Albert Camus (1913-1960), a French novelist and essayist, who worked out the theory of absurdity and who also applied this thesis in his literary writings  , deals with the absurd fate of man and literally demonstrates it with the legendary ancient myth of Sisyphus in his stimulating analysis The Myth of Sisyphus. Camus goes into the problem what the absurdity is and how it arises. He also gives the characteristics of human basic ontological categories as the feelings of "denseness" and "the strangeness of the world" , which are the feelings of the Absurdity of man in a world where the decline of religious belief hasdeprivedman of his certainties.

Camus sees absurdity in a bilateral relationship between the human being and the world he lives in. Absurdity does not reside in the world itself, or in a human being, but in a tension which is produced by their mutual indifference. Human existence is in its essence completely different from the existence of things outside the human subject. The world of things is impenetrable and because of its impenetrability it is also alien to man. "If I were a tree among trees, a cat among animals, this life would have a meaning, or rather this problem would not arise, for I should belong to this world. I should be this world to which I am now opposed by my whole consciousness and my whole insistence upon familiarity. This ridiculous reason is what sets me in opposition to all creation."  The world becomes alien and the human being becomes estranged from it, he feels isolated and limited.
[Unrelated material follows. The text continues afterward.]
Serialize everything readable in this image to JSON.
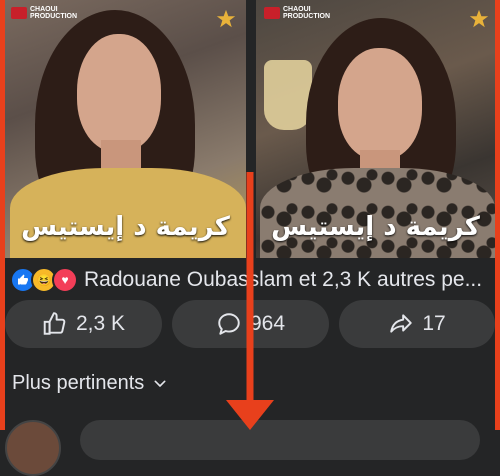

Thus absurdity arises from a natural unit composed of "I" and "the world", by comparison of these two elements, which leads to the resulting decomposition. This view of the world characterised by the subject-object dualism has its roots in the philosophy of R. Descartes. He was the first one who was engaged in the problem of the relationship between man and the outside world, and who was trying to solve the question of the connection of these two essentially different substances (res extensa and res cogitas).  Consequently, absurdity has been born out of a comparison. A man stands opposite to the world of things, which permanently makes an attack on him. Absurdity is a divorce and it does not lie in any of the two elements.
Absurdity appears in the moments when man realises his situation, in the moments of awareness of his position in the world. Camus describes this situation of realisation and understanding in these words: "Rising, streetcar, four hours of work, meal, sleep, and Monday Tuesday Wednesday Thursday Friday and Saturday according to the same rhythm-this path is easily followed most of the time. But one day the "why" arises and everything begins in that weariness tinged with amazement.

 

 ...Weariness comes at the end of the acts of a mechanical life, but at the same time it inaugurates the impulse of consciousness". "The workman of today works of everyday in his life at the same tasks, and his fate is no less absurd. But it is tragic only at the rare moments when it becomes conscious."  In another words, absurdity arises from moments when all the acts of life that flow mechanically stop, and when consciousness starts to wake up and move. This means that the non-sense of life has been opening in the only one incomprehensible feeling. "Beginning to think is beginning to be undermined." 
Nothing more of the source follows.